Les politiciens véreux et solubles dans l’argent, que les Tunisiens ont vomis en descendant en masse dans la rue le 25 juillet dernier pour appeler à la dissolution de l’Assemblée et au limogeage du chef du gouvernement, appel d’ailleurs entendu par le président Kaïs Saïed… ces politiciens, dis-je, poussent leur tentacules de pieuvres en s’acoquinant avec les contrebandiers et les spéculateurs, pour faire perdurer la crise, entretenir la pénurie et continuer à voler les contribuables.
Commençons par nettoyer l’écurie d’Augias
Comment nettoyer cette immense écurie d’Augias aux dimensions d’un pays qui se targue d’être démocratique ? Pour ma part, je propose pour commencer, tant la tâche est monumentale et les réformes difficile à mener concomitamment :
1- de mettre en place une brigade spécialisée chargée de contrôler les transactions commerciales avec l’étranger dont la part du lion (75%) revient à l’Union européenne – on sait maintenant qu’une bonne partie de l’argent dérobé atterrit souvent en France qui continue ainsi de vivre de la corruption sévissant dans ses anciennes colonies;
2- de promulguer des lois qui identifient, qualifient et sanctionnent lourdement les crimes financiers graves;
3- d’auditer toutes les transactions commerciales à l’import et à l’export effectuées au cours des dix dernières années.
L’appauvrissement de la Tunisie est un phénomène qui a commencé depuis bien longtemps.
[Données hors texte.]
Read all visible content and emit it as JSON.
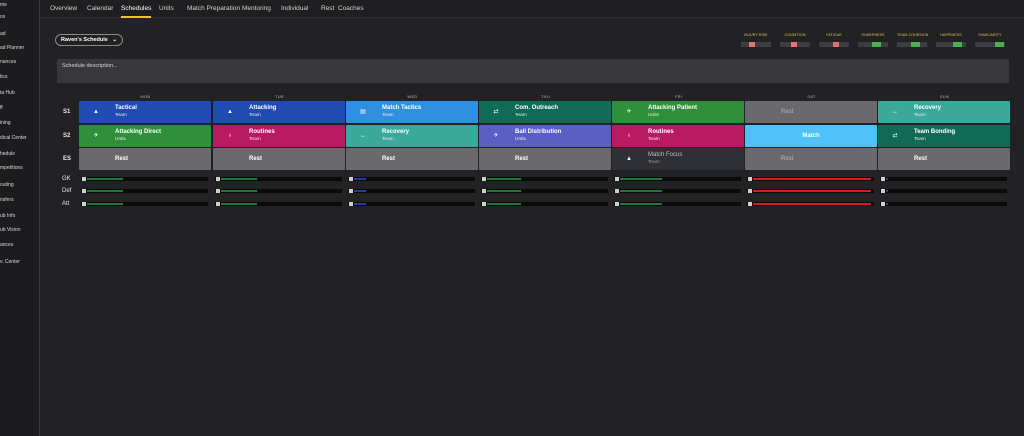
{
  "sidebar": {
    "items": [
      "me",
      "ox",
      "ad",
      "ad Planner",
      "nances",
      "tics",
      "ta Hub",
      "ff",
      "ining",
      "dical Center",
      "hedule",
      "mpetitions",
      "outing",
      "nsfers",
      "ub Info",
      "ub Vision",
      "ances",
      "v. Center"
    ]
  },
  "nav": {
    "tabs": [
      "Overview",
      "Calendar",
      "Schedules",
      "Units",
      "Match Preparation",
      "Mentoring",
      "Individual",
      "Rest",
      "Coaches"
    ],
    "active": "Schedules"
  },
  "schedule_selector": {
    "label": "Raven's Schedule",
    "chevron_icon": "chevron-down-icon"
  },
  "metrics": [
    {
      "label": "INJURY RISK",
      "color": "#e57373",
      "level": 0.35
    },
    {
      "label": "CONDITION",
      "color": "#e57373",
      "level": 0.45
    },
    {
      "label": "FATIGUE",
      "color": "#e57373",
      "level": 0.55
    },
    {
      "label": "SHARPNESS",
      "color": "#4caf50",
      "level": 0.55
    },
    {
      "label": "TEAM COHESION",
      "color": "#4caf50",
      "level": 0.55
    },
    {
      "label": "HAPPINESS",
      "color": "#4caf50",
      "level": 0.65
    },
    {
      "label": "FAMILIARITY",
      "color": "#4caf50",
      "level": 0.75
    }
  ],
  "description_placeholder": "Schedule description...",
  "days": [
    "MON",
    "TUE",
    "WED",
    "THU",
    "FRI",
    "SAT",
    "SUN"
  ],
  "session_rows": [
    {
      "label": "S1",
      "cells": [
        {
          "title": "Tactical",
          "sub": "Team",
          "color": "#1f4bb3",
          "icon": "cone-icon",
          "glyph": "▲"
        },
        {
          "title": "Attacking",
          "sub": "Team",
          "color": "#1f4bb3",
          "icon": "cone-icon",
          "glyph": "▲"
        },
        {
          "title": "Match Tactics",
          "sub": "Team",
          "color": "#2f8fe0",
          "icon": "clipboard-icon",
          "glyph": "▤"
        },
        {
          "title": "Com. Outreach",
          "sub": "Team",
          "color": "#0f6b55",
          "icon": "handshake-icon",
          "glyph": "⇄"
        },
        {
          "title": "Attacking Patient",
          "sub": "Units",
          "color": "#2f8f3a",
          "icon": "runner-icon",
          "glyph": "✈"
        },
        {
          "title": "Rest",
          "sub": "",
          "color": "#6a6a6c",
          "icon": "",
          "glyph": "",
          "dim": true
        },
        {
          "title": "Recovery",
          "sub": "Team",
          "color": "#3aa89a",
          "icon": "dumbbell-icon",
          "glyph": "↔"
        }
      ]
    },
    {
      "label": "S2",
      "cells": [
        {
          "title": "Attacking Direct",
          "sub": "Units",
          "color": "#2f8f3a",
          "icon": "runner-icon",
          "glyph": "✈"
        },
        {
          "title": "Routines",
          "sub": "Team",
          "color": "#b81b63",
          "icon": "whistle-icon",
          "glyph": "♁"
        },
        {
          "title": "Recovery",
          "sub": "Team",
          "color": "#3aa89a",
          "icon": "dumbbell-icon",
          "glyph": "↔"
        },
        {
          "title": "Ball Distribution",
          "sub": "Units",
          "color": "#5a5fc2",
          "icon": "runner-icon",
          "glyph": "✈"
        },
        {
          "title": "Routines",
          "sub": "Team",
          "color": "#b81b63",
          "icon": "whistle-icon",
          "glyph": "♁"
        },
        {
          "title": "Match",
          "sub": "",
          "color": "#4fc3f7",
          "icon": "",
          "glyph": "",
          "center": true
        },
        {
          "title": "Team Bonding",
          "sub": "Team",
          "color": "#0f6b55",
          "icon": "handshake-icon",
          "glyph": "⇄"
        }
      ]
    },
    {
      "label": "ES",
      "cells": [
        {
          "title": "Rest",
          "sub": "",
          "color": "#6a6a6c",
          "icon": "",
          "glyph": ""
        },
        {
          "title": "Rest",
          "sub": "",
          "color": "#6a6a6c",
          "icon": "",
          "glyph": ""
        },
        {
          "title": "Rest",
          "sub": "",
          "color": "#6a6a6c",
          "icon": "",
          "glyph": ""
        },
        {
          "title": "Rest",
          "sub": "",
          "color": "#6a6a6c",
          "icon": "",
          "glyph": ""
        },
        {
          "title": "Match Focus",
          "sub": "Team",
          "color": "#2f3035",
          "icon": "cone-icon",
          "glyph": "▲",
          "muted": true
        },
        {
          "title": "Rest",
          "sub": "",
          "color": "#6a6a6c",
          "icon": "",
          "glyph": "",
          "dim": true
        },
        {
          "title": "Rest",
          "sub": "",
          "color": "#6a6a6c",
          "icon": "",
          "glyph": ""
        }
      ]
    }
  ],
  "load_rows": [
    {
      "label": "GK",
      "values": [
        {
          "level": 0.3,
          "color": "#1b7a3a"
        },
        {
          "level": 0.3,
          "color": "#1b7a3a"
        },
        {
          "level": 0.1,
          "color": "#1f3e9e"
        },
        {
          "level": 0.28,
          "color": "#1b7a3a"
        },
        {
          "level": 0.35,
          "color": "#1b7a3a"
        },
        {
          "level": 0.98,
          "color": "#d81b1b"
        },
        {
          "level": 0.02,
          "color": "#1f3e9e"
        }
      ]
    },
    {
      "label": "Def",
      "values": [
        {
          "level": 0.3,
          "color": "#1b7a3a"
        },
        {
          "level": 0.3,
          "color": "#1b7a3a"
        },
        {
          "level": 0.1,
          "color": "#1f3e9e"
        },
        {
          "level": 0.28,
          "color": "#1b7a3a"
        },
        {
          "level": 0.35,
          "color": "#1b7a3a"
        },
        {
          "level": 0.98,
          "color": "#d81b1b"
        },
        {
          "level": 0.02,
          "color": "#1f3e9e"
        }
      ]
    },
    {
      "label": "Att",
      "values": [
        {
          "level": 0.3,
          "color": "#1b7a3a"
        },
        {
          "level": 0.3,
          "color": "#1b7a3a"
        },
        {
          "level": 0.1,
          "color": "#1f3e9e"
        },
        {
          "level": 0.28,
          "color": "#1b7a3a"
        },
        {
          "level": 0.35,
          "color": "#1b7a3a"
        },
        {
          "level": 0.98,
          "color": "#d81b1b"
        },
        {
          "level": 0.02,
          "color": "#1f3e9e"
        }
      ]
    }
  ]
}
Il remonte à l’époque beylicale. Pour faire face à cette situation, il nous faut garantir des frontières économiques et financières moins poreuses. Et frapper lourdement les cartels qui se rendent coupables d’ententes criminelles, tout en veillant à préserver et à protéger le tissu économique sain qui assure une partie des emplois et de la croissance. Car beaucoup d’opérateurs économiques sont honnêtes, travailleurs, patriotes et qui aimeraient voir le système économique du pays enfin assaini, car ce seront eux qui en seront les premiers bénéficiaires.
* Économiste.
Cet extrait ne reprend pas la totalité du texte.